Nous terminerons en évoquant mon expérience avec Axya et ce que Yacine (moi-même) a appris de nos clients du secteur manufacturier.

Si vous êtes un manager qui tente actuellement d'attirer des talents et que vous souhaitez avoir une perspective, ce post est pour vous !

N'hésitez pas à adresser vos questions ou commentaires à question@axya.co!


Christopher, Cofondateur de InPilot Perspective


Christopher Dip est le cofondateur d'InPilot.
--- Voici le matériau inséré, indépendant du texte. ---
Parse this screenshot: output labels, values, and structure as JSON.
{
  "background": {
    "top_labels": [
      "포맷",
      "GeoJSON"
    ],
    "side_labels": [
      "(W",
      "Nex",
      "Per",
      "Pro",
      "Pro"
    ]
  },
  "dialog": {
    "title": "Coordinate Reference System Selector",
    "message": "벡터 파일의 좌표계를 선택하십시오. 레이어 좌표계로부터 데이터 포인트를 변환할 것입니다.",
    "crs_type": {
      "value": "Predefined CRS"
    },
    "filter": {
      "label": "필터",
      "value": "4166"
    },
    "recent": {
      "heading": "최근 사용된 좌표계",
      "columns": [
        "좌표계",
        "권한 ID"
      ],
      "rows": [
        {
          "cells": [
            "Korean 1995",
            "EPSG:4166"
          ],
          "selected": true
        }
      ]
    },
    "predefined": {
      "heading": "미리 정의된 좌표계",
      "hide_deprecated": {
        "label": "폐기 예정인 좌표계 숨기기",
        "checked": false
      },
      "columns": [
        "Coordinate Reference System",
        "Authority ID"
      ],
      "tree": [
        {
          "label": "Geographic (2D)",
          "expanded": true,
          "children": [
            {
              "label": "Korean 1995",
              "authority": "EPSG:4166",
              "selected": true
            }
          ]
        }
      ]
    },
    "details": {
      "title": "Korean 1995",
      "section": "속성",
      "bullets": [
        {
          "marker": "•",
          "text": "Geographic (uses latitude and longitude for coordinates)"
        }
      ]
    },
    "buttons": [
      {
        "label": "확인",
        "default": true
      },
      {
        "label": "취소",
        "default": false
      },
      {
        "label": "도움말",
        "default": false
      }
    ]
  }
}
Fort d'une expérience multidisciplinaire dans les domaines de l'informatique, de la R&D scientifique et de la fabrication aérospatiale, Christopher souhaite aider les directeurs de production soucieux d'obtenir des résultats et préoccupés par l'excellence opérationnelle et l'augmentation de la productivité.
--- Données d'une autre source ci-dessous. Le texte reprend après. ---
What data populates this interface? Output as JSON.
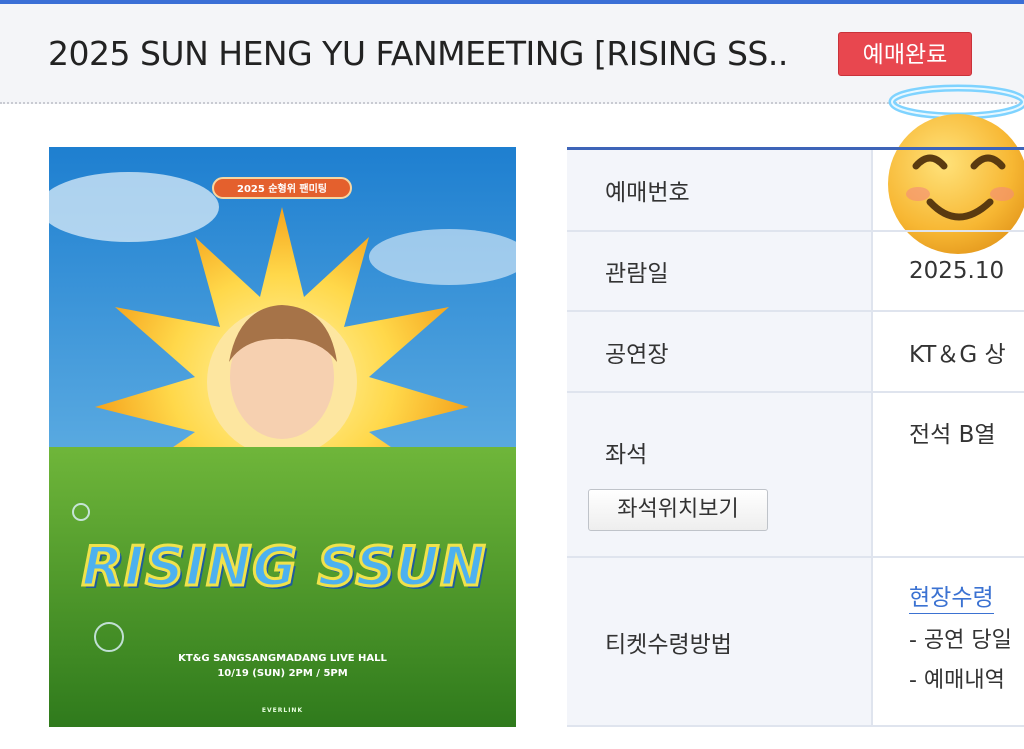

1. À votre avis, quel est le problème central de la pénurie de main-d'œuvre dans le secteur manufacturier en Amérique du Nord ?

Pour mieux comprendre la pénurie de main-d'œuvre dans le secteur manufacturier en Amérique du Nord, il faut examiner les statistiques actuelles.
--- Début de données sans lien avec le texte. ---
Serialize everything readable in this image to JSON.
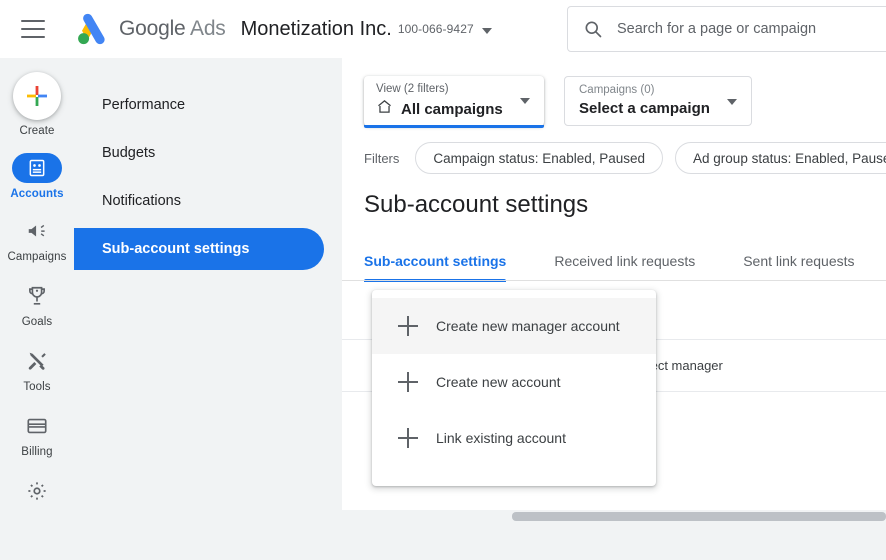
{
  "header": {
    "menu_icon": "hamburger-menu-icon",
    "logo_icon": "google-ads-logo-icon",
    "brand_google": "Google",
    "brand_ads": "Ads",
    "account_name": "Monetization Inc.",
    "account_id": "100-066-9427",
    "account_caret_icon": "chevron-down-icon"
  },
  "search": {
    "icon": "search-icon",
    "placeholder": "Search for a page or campaign"
  },
  "rail": {
    "items": [
      {
        "label": "Create",
        "icon": "plus-colored-icon",
        "active": false
      },
      {
        "label": "Accounts",
        "icon": "accounts-icon",
        "active": true
      },
      {
        "label": "Campaigns",
        "icon": "megaphone-icon",
        "active": false
      },
      {
        "label": "Goals",
        "icon": "trophy-icon",
        "active": false
      },
      {
        "label": "Tools",
        "icon": "tools-icon",
        "active": false
      },
      {
        "label": "Billing",
        "icon": "credit-card-icon",
        "active": false
      },
      {
        "label": "",
        "icon": "gear-icon",
        "active": false
      }
    ]
  },
  "subnav": {
    "items": [
      {
        "label": "Performance",
        "active": false
      },
      {
        "label": "Budgets",
        "active": false
      },
      {
        "label": "Notifications",
        "active": false
      },
      {
        "label": "Sub-account settings",
        "active": true
      }
    ]
  },
  "view_select": {
    "label": "View (2 filters)",
    "value": "All campaigns",
    "icon": "home-icon",
    "caret_icon": "chevron-down-icon"
  },
  "campaign_select": {
    "label": "Campaigns (0)",
    "value": "Select a campaign",
    "caret_icon": "chevron-down-icon"
  },
  "filters": {
    "label": "Filters",
    "chips": [
      "Campaign status: Enabled, Paused",
      "Ad group status: Enabled, Paused"
    ]
  },
  "page": {
    "title": "Sub-account settings"
  },
  "tabs": [
    {
      "label": "Sub-account settings",
      "active": true
    },
    {
      "label": "Received link requests",
      "active": false
    },
    {
      "label": "Sent link requests",
      "active": false
    }
  ],
  "table": {
    "rows": [
      {
        "text": ""
      },
      {
        "text": "Direct manager"
      },
      {
        "text": ""
      }
    ]
  },
  "menu": {
    "items": [
      {
        "label": "Create new manager account",
        "icon": "plus-icon",
        "hover": true
      },
      {
        "label": "Create new account",
        "icon": "plus-icon",
        "hover": false
      },
      {
        "label": "Link existing account",
        "icon": "plus-icon",
        "hover": false
      }
    ]
  },
  "colors": {
    "accent": "#1a73e8",
    "rail_bg": "#f1f3f4",
    "text_primary": "#202124",
    "text_secondary": "#5f6368",
    "logo_blue": "#4285f4",
    "logo_yellow": "#fbbc04",
    "logo_green": "#34a853"
  }
}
Selon une analyse de la Chambre de commerce des États-Unis datant de juillet 2022, même si chaque chômeur ayant de l'expérience dans l'industrie de la fabrication de biens durables était employé, l'industrie ne comblerait que 65 % des emplois vacants.

Il s'agit d'une mauvaise perspective pour l'industrie manufacturière aux États-Unis.

Au Canada, ce n'est guère mieux : près de la moitié des entreprises canadiennes du secteur manufacturier ont déclaré que le recrutement d'employés qualifiés devrait constituer un obstacle au cours des trois prochains mois.

Cela signifie que le problème sous-jacent est qu'il n'y a tout simplement pas assez de travailleurs qualifiés pour occuper les postes vacants.

Cela est principalement dû au fait que l'industrie manufacturière a du mal à attirer une main-d'œuvre nouvelle et plus jeune, et que les travailleurs actuels quittent les emplois manufacturiers pour des opportunités plus flexibles dans d'autres domaines.

Une analyse intéressante de Sandra Ebbers, vice-présidente de Randstat, attribue la pénurie de main-d'œuvre à une combinaison des facteurs suivants :

  1. Manque de stabilité professionnelle en raison de l'interruption de la chaîne d'approvisionnement
  2. Manque de soutien en matière de santé mentale
  3. Problèmes de sécurité sur le lieu de travail
  4. Désir de flexibilité
  5. Faibles salaires
  6. Perception négative de l'industrie
  7. Manque de diversité
  8. Travailleurs vieillissants
  9. Demande accrue de compétences technologiques

Personnellement, j'ai quitté le secteur manufacturier, principalement en raison d'un désir de flexibilité, et en partie à cause des bas salaires et des problèmes de sécurité au travail.

2. Que peuvent faire les fabricants pour s'adapter à la pénurie actuelle de main-d'œuvre ?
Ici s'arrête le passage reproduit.